Publié le Mercredi 3 juin 2020 à 08h47.

Une crise structurelle

Prendre la mesure de l’ampleur de la crise est nécessaire pour riposter aux attaques présentes et à venir, juger des réponses du gouvernement tournées vers le sauvetage des entreprises, et des impasses dans lesquelles s’enliserait le mouvement ouvrier à proposer des mesures de simple relance « industrielles » de la ­production d’automobiles.

Des primes à la casse comme depuis 30 ans

Macron a choisi de soutenir les entreprises de l’ensemble de la filière automobile. Alors qu’un million de voitures, dont 500 000 d’occasion, sont en stock, Macron a redécouvert les primes à la casse pour doper les ventes. Des primes inaugurées il y a près de 30 ans par Balladur, en 1992, et renouvelées régulièrement jusqu’au même Macron en novembre 2018 après les premières manifestations des Gilets jaunes, avec le même argument : « Rendre le parc automobile moins polluant ».

Cette recette, qui tient à la nécessité récurrente de garantir un débouché pour les voitures neuves, ne sert pas à diminuer la pollution. Si, malgré les triches, les bureaux d’études travaillent effectivement sur des moteurs légèrement plus économes et moins polluants, le niveau de pollution dépend d’abord du nombre de voitures en circulation qui, lui, ne cesse d’augmenter. Contrairement à l’idée reçue d’une obsolescence programmée de tous les biens industriels, les voitures durent de plus en plus longtemps… faute de ressources pour en changer.

Ce « dopage » des ventes est une aubaine pour les acheteurs les plus riches et une aide aux firmes automobiles pour écouler leurs voitures. Ce n’est que rustine. Pour les salariéEs de l’automobile cela n’a jamais empêché les ­restructurations de se poursuivre.

Pas de miracle avec la voiture électrique

Après le scandale du « dieselgate » et une interdiction généralisée du diesel d’ici quelques années, tous les constructeurs se tournent vers les véhicules électriques. C’est une situation nouvelle par rapport à il y a dix ans. L’objectif affiché par Macron est de produire en France un million de voitures à motorisation électrique, c’est-à-dire un peu moins de la moitié du total de voitures produites en France. Un objectif qui n’engage que ceux qui y croient.

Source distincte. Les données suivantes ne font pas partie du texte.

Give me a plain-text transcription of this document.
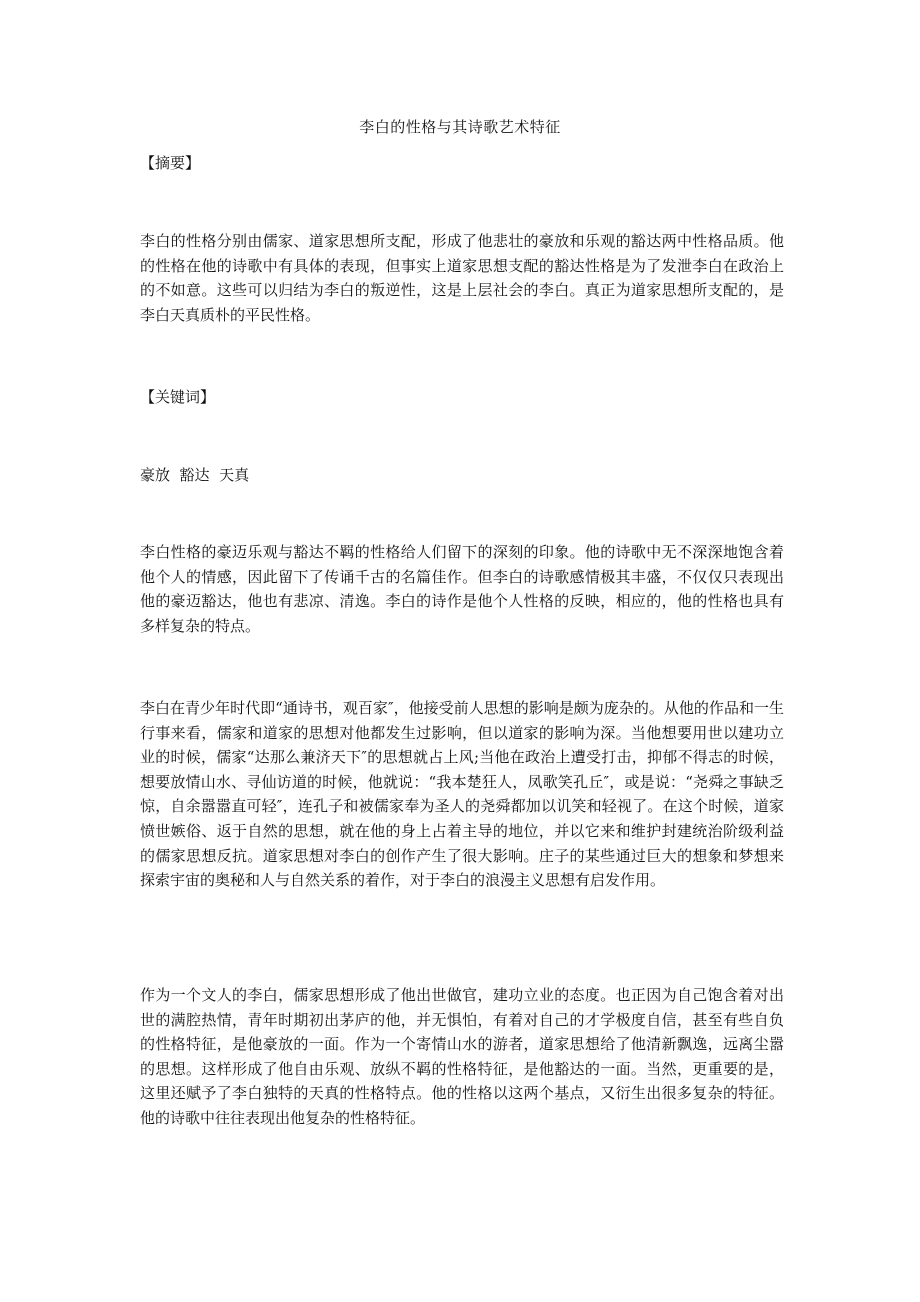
李白的性格与其诗歌艺术特征
【摘要】

李白的性格分别由儒家、道家思想所支配，形成了他悲壮的豪放和乐观的豁达两中性格品质。他的性格在他的诗歌中有具体的表现，但事实上道家思想支配的豁达性格是为了发泄李白在政治上的不如意。这些可以归结为李白的叛逆性，这是上层社会的李白。真正为道家思想所支配的，是李白天真质朴的平民性格。

【关键词】
豪放  豁达  天真

李白性格的豪迈乐观与豁达不羁的性格给人们留下的深刻的印象。他的诗歌中无不深深地饱含着他个人的情感，因此留下了传诵千古的名篇佳作。但李白的诗歌感情极其丰盛，不仅仅只表现出他的豪迈豁达，他也有悲凉、清逸。李白的诗作是他个人性格的反映，相应的，他的性格也具有多样复杂的特点。

李白在青少年时代即“通诗书，观百家″，他接受前人思想的影响是颇为庞杂的。从他的作品和一生行事来看，儒家和道家的思想对他都发生过影响，但以道家的影响为深。当他想要用世以建功立业的时候，儒家“达那么兼济天下″的思想就占上风;当他在政治上遭受打击，抑郁不得志的时候，想要放情山水、寻仙访道的时候，他就说：“我本楚狂人，凤歌笑孔丘″，或是说：“尧舜之事缺乏惊，自余嚣嚣直可轻″，连孔子和被儒家奉为圣人的尧舜都加以讥笑和轻视了。在这个时候，道家愤世嫉俗、返于自然的思想，就在他的身上占着主导的地位，并以它来和维护封建统治阶级利益的儒家思想反抗。道家思想对李白的创作产生了很大影响。庄子的某些通过巨大的想象和梦想来探索宇宙的奥秘和人与自然关系的着作，对于李白的浪漫主义思想有启发作用。

作为一个文人的李白，儒家思想形成了他出世做官，建功立业的态度。也正因为自己饱含着对出世的满腔热情，青年时期初出茅庐的他，并无惧怕，有着对自己的才学极度自信，甚至有些自负的性格特征，是他豪放的一面。作为一个寄情山水的游者，道家思想给了他清新飘逸，远离尘嚣的思想。这样形成了他自由乐观、放纵不羁的性格特征，是他豁达的一面。当然，更重要的是，这里还赋予了李白独特的天真的性格特点。他的性格以这两个基点，又衍生出很多复杂的特征。他的诗歌中往往表现出他复杂的性格特征。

Mauvaise pioche. Le lendemain de l’annonce du plan Macron, l’Alliance Renault Nissan rendait publique sa nouvelle répartition des rôles avec l’assignation de chacune des marques à un continent et un domaine technique. Pour la plateforme exclusivement dédiée à l’électrique, c’est Nissan qui est désigné. Cela veut dire qu’investissements et budgets études seront drastiquement réduits chez Renault dans ce domaine.  Qui jouera en France le rôle attendu de pionnier ? Ils espèrent ainsi sauver l’automobile, quelles que soient les pollutions émises tout au long de la vie du produit, et la dépendance créée, notamment en France, vis-à-vis des centrales nucléaires. Mais il n’est pas sûr qu’ils trouvent les acheteurs et que soient tolérées des subventions de 6 000 euros pour ces voitures individuelles destinées aux plus « riches ».

Fin de cycle chez Renault

Le constat est brutal. On arrive chez Renault au bout du cycle inauguré par les prédécesseurs de Carlos Ghosn : Renault ne produira plus en France de voitures à moteur essence ou diesel à l’horizon de trois ans. Et les voitures électriques ne s’y substitueront pas complètement, ni en termes de production ni en termes de ventes.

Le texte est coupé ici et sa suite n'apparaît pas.